Zakaria Boualem est prêt à transiger avec tout, sauf avec sa qualité de vie.

Nom : Boualem
Prénom : Zakaria
Né en 1976 à Guercif
Signe particulier : Marocain à tendance paranoïaque



Un Casablancais à qui il prendrait l’étrange envie de circuler en voiture vers midi trente en plein centre névralgique ne serait probablement pas surpris de se retrouver en pleine guerre civile. Le spectacle est connu : artères bouchées, klaxons intempestifs, mauvaise humeur générale… Plus cette étrange conviction, partagée par tous, qui consiste à penser qu’on est toujours plus intelligent que son voisin, et infiniment plus pressé que lui. Rien de nouveau, donc. Et c’est précisément cela qui doit constituer une surprise. Parce qu’avec l’instauration de l’horaire continu, on était censé désengorger tout ça en limitant les déplacements en milieu de journée. On a beau regarder, on ne remarque pas de changement notable. Le Casablancais, horaire continu ou pas, rentre chez lui pour le déjeuner dès qu’il le peut. Évidemment, Zakaria Boualem fait partie de cette catégorie. Il est d’ailleurs assez étonnant de constater qu’on ait pu imaginer un seul instant changer les habitudes de Zakaria Boualem avec un simple changement d’horaire. Surtout ses habitudes alimentaires, d’ailleurs.

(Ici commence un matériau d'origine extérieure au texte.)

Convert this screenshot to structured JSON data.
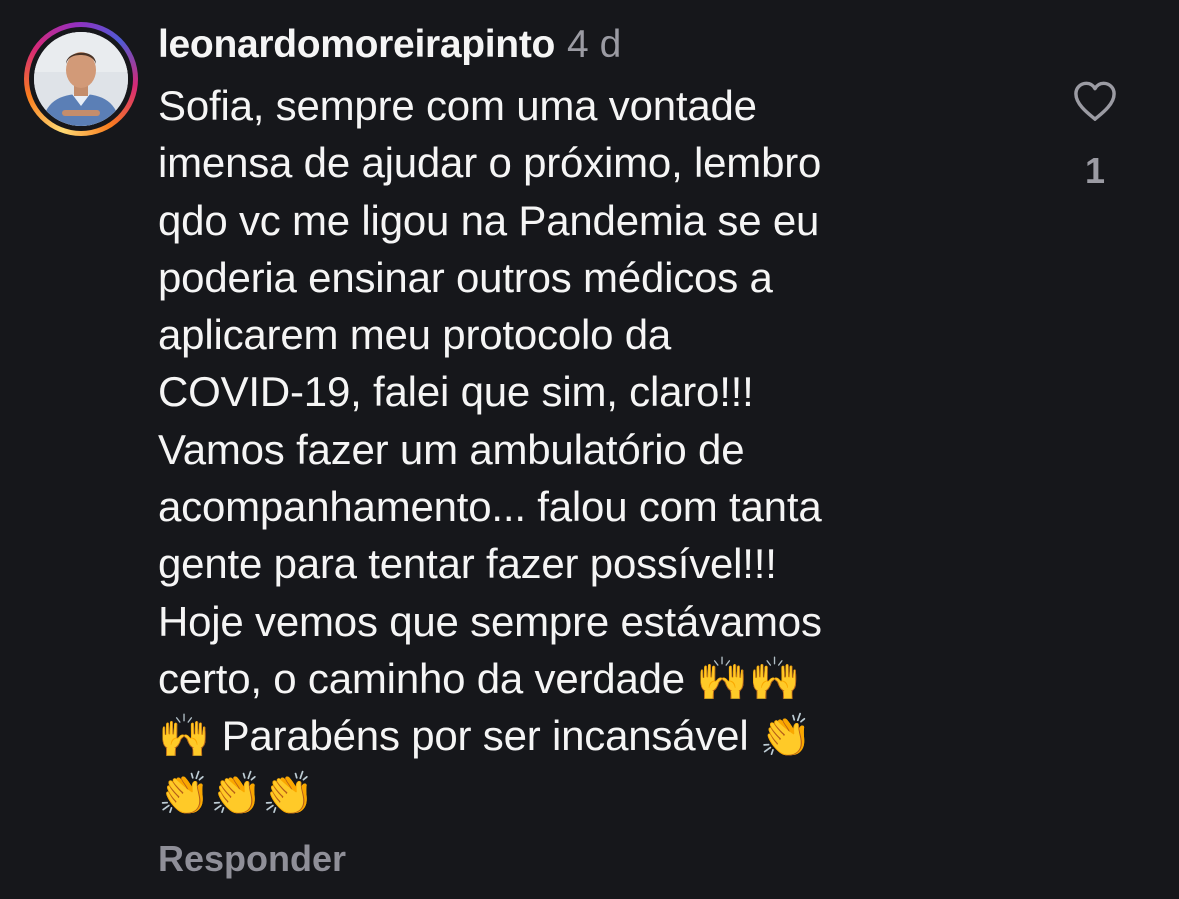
{
  "comment": {
    "username": "leonardomoreirapinto",
    "timestamp": "4 d",
    "text": "Sofia, sempre com uma vontade\nimensa de ajudar o próximo, lembro\nqdo vc me ligou na Pandemia se eu\npoderia ensinar outros médicos a\naplicarem meu protocolo da\nCOVID-19, falei que sim, claro!!!\nVamos fazer um ambulatório de\nacompanhamento... falou com tanta\ngente para tentar fazer possível!!!\nHoje vemos que sempre estávamos\ncerto, o caminho da verdade 🙌🙌\n🙌 Parabéns por ser incansável 👏\n👏👏👏",
    "like_icon": "heart-outline-icon",
    "like_count": "1",
    "reply_label": "Responder"
  },
  "colors": {
    "background": "#16171b",
    "text": "#f5f5f5",
    "secondary_text": "#9b9ba3",
    "story_ring": "#d62976"
  }
}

Zakaria Boualem rentre déjeuner à la maison, il met un point d’honneur à enlever ses chaussures, s’affaler sur son seddari pour digérer et se reposer un instant avant de continuer sa sieste au boulot. Toutes les étapes décrites précédemment sont importantes, cruciales. Il en va de sa qualité de vie. Zakaria Boualem est prêt à transiger avec tout, sauf avec sa qualité de vie. Il négocie avec ses principes, avec la morale, il dribble à peu près tous les systèmes imposés, mais il refuse,
en modifiant une pratique, de nuire à sa qualité de vie. Surtout quand son employeur, une importante banque de la place, a noblement estimé que le fait de lui accorder 15 dirhams par jour suffirait à le convaincre de rester sur son lieu de travail. Juste une petite parenthèse pour s’arrêter sur cette histoire “d’importante banque de la place”. Cette expression est un véritable mystère pour Zakaria Boualem. Sous-entendrait-on qu’il existe des banques “peu importantes” ? Lesquelles, s’il vous plaît ?

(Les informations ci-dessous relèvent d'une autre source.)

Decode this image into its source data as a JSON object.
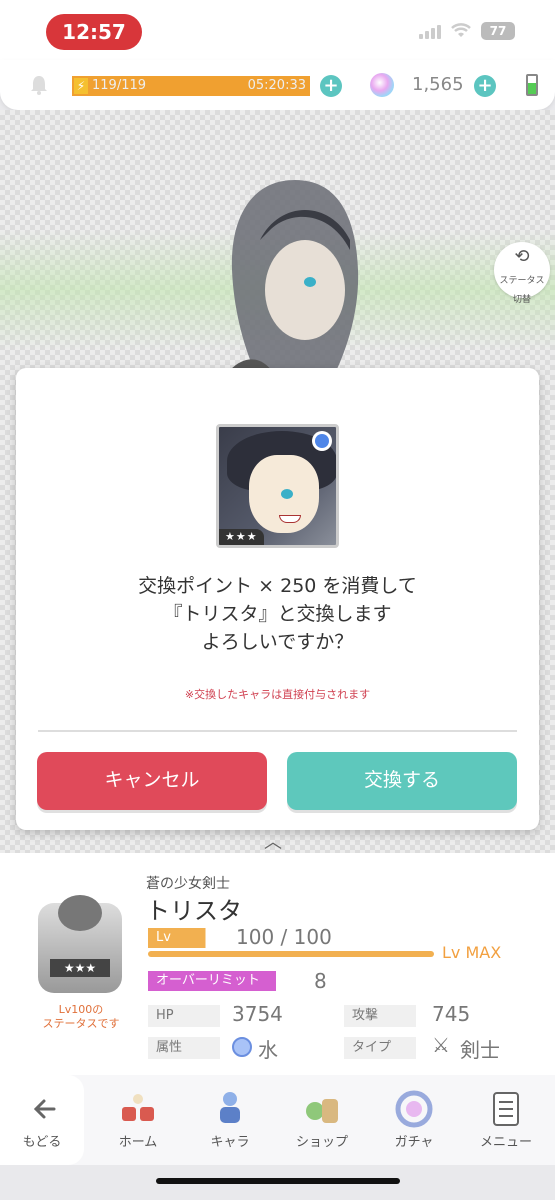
{
  "status_bar": {
    "time": "12:57",
    "battery": "77"
  },
  "resources": {
    "stamina": "119/119",
    "stamina_fraction": 1.0,
    "stamina_timer": "05:20:33",
    "gems": "1,565"
  },
  "status_toggle": {
    "label": "ステータス\n切替"
  },
  "dialog": {
    "portrait_stars": "★★★",
    "message_line1": "交換ポイント × 250 を消費して",
    "message_line2": "『トリスタ』と交換します",
    "message_line3": "よろしいですか？",
    "note": "※交換したキャラは直接付与されます",
    "cancel_label": "キャンセル",
    "confirm_label": "交換する"
  },
  "character": {
    "title": "蒼の少女剣士",
    "name": "トリスタ",
    "emblem_stars": "★★★",
    "level_note": "Lv100の\nステータスです",
    "lv_label": "Lv",
    "lv_value": "100 / 100",
    "lv_max": "Lv MAX",
    "overlimit_label": "オーバーリミット",
    "overlimit_value": "8",
    "hp_label": "HP",
    "hp_value": "3754",
    "attack_label": "攻撃",
    "attack_value": "745",
    "attribute_label": "属性",
    "attribute_value": "水",
    "type_label": "タイプ",
    "type_value": "剣士"
  },
  "nav": {
    "back": "もどる",
    "home": "ホーム",
    "chara": "キャラ",
    "shop": "ショップ",
    "gacha": "ガチャ",
    "menu": "メニュー"
  },
  "colors": {
    "cancel": "#e04a5a",
    "confirm": "#5ec8bc",
    "accent_orange": "#f2b050",
    "accent_magenta": "#d55fd0",
    "time_pill": "#d8363a"
  }
}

Et qui décide de leur importance ? Ou alors ça voudrait dire qu’il y a des banques qui ne sont pas de la place. Elles sont où alors ? Elles flottent, peut-être…

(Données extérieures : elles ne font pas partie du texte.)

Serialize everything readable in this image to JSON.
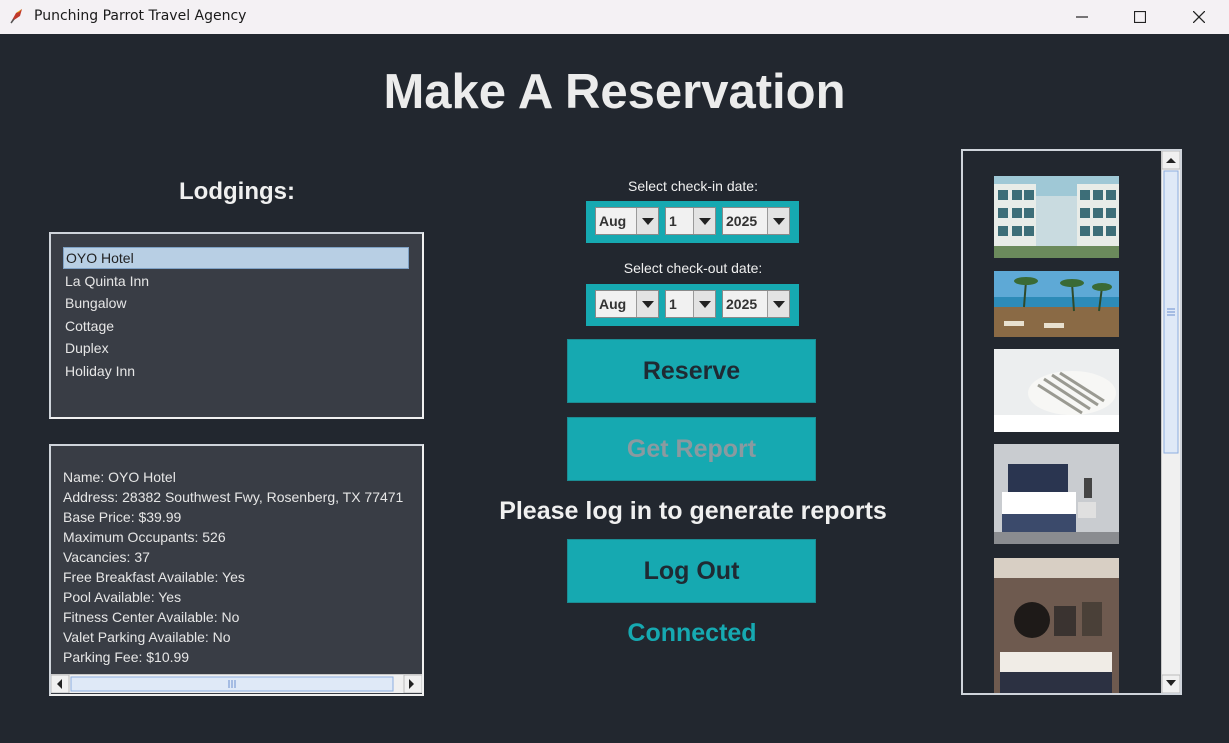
{
  "window": {
    "title": "Punching Parrot Travel Agency"
  },
  "page": {
    "heading": "Make A Reservation"
  },
  "lodgings": {
    "label": "Lodgings:",
    "items": [
      "OYO Hotel",
      "La Quinta Inn",
      "Bungalow",
      "Cottage",
      "Duplex",
      "Holiday Inn"
    ],
    "selected": "OYO Hotel"
  },
  "details": {
    "lines": [
      "Name: OYO Hotel",
      "Address: 28382 Southwest Fwy, Rosenberg, TX 77471",
      "Base Price: $39.99",
      "Maximum Occupants: 526",
      "Vacancies: 37",
      "Free Breakfast Available: Yes",
      "Pool Available: Yes",
      "Fitness Center Available: No",
      "Valet Parking Available: No",
      "Parking Fee: $10.99"
    ]
  },
  "checkin": {
    "label": "Select check-in date:",
    "month": "Aug",
    "day": "1",
    "year": "2025"
  },
  "checkout": {
    "label": "Select check-out date:",
    "month": "Aug",
    "day": "1",
    "year": "2025"
  },
  "buttons": {
    "reserve": "Reserve",
    "report": "Get Report",
    "logout": "Log Out"
  },
  "notice": "Please log in to generate reports",
  "status": "Connected",
  "colors": {
    "accent": "#16a9b1",
    "background": "#22272f",
    "panel": "#393d45"
  }
}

Revenons à notre affaire : la banque, tout importante qu’elle soit, a pensé que 15 dirhams suffisaient. Elle ne doit pas être de la même place que Zakaria Boualem, parce que dans sa place à lui, les 15 dirhams en question ne lui donnent accès qu’à un repas bas de gamme qui ne saurait tenir lieu de régime quotidien. Et à force de fréquenter les gargotes à 15 dirhams, il risque de finir transformé en saucisse deux fois (non, il n’y a pas de faute d’orthographe). Reste la question centrale : en s’absentant illégalement entre midi et deux heures, Zakaria Boualem ne met-il pas en danger l’importante banque de la place en travaillant moins qu’il n’est censé le faire ? Et là, je rigole, parce que cette question montre que vous n’avez rien compris. L’avantage d’être informaticien dans une banque, c’est que personne ne comprend ce que vous faites. Chaque jour, Zakaria Boualem surestime ses charges, explique qu’il est débordé, réclame une semaine là où une journée suffirait. Qui peut contrôler ? Son chef ? Il fait pareil et, d’ailleurs, ce dernier a pour unique objectif d’être encore plus chef. Certes, cela passe par le fait de faire faire le travail plus rapidement, mais croyez-moi, il y a d’autres moyens de grimper dans la hiérarchie des importantes banques de la place. Donc Zakaria Boualem, pour toutes les raisons citées plus haut, rallonge ses pauses déjeuner, passe pour un glandeur, et s’en fout royalement. Il considère l’importante banque de la place comme un théâtre où chacun joue son rôle avec plus ou moins de conviction. Lui, il est figurant. Et ça lui va très bien, puisque ça lui permet de rentrer déjeuner chez lui, et merci !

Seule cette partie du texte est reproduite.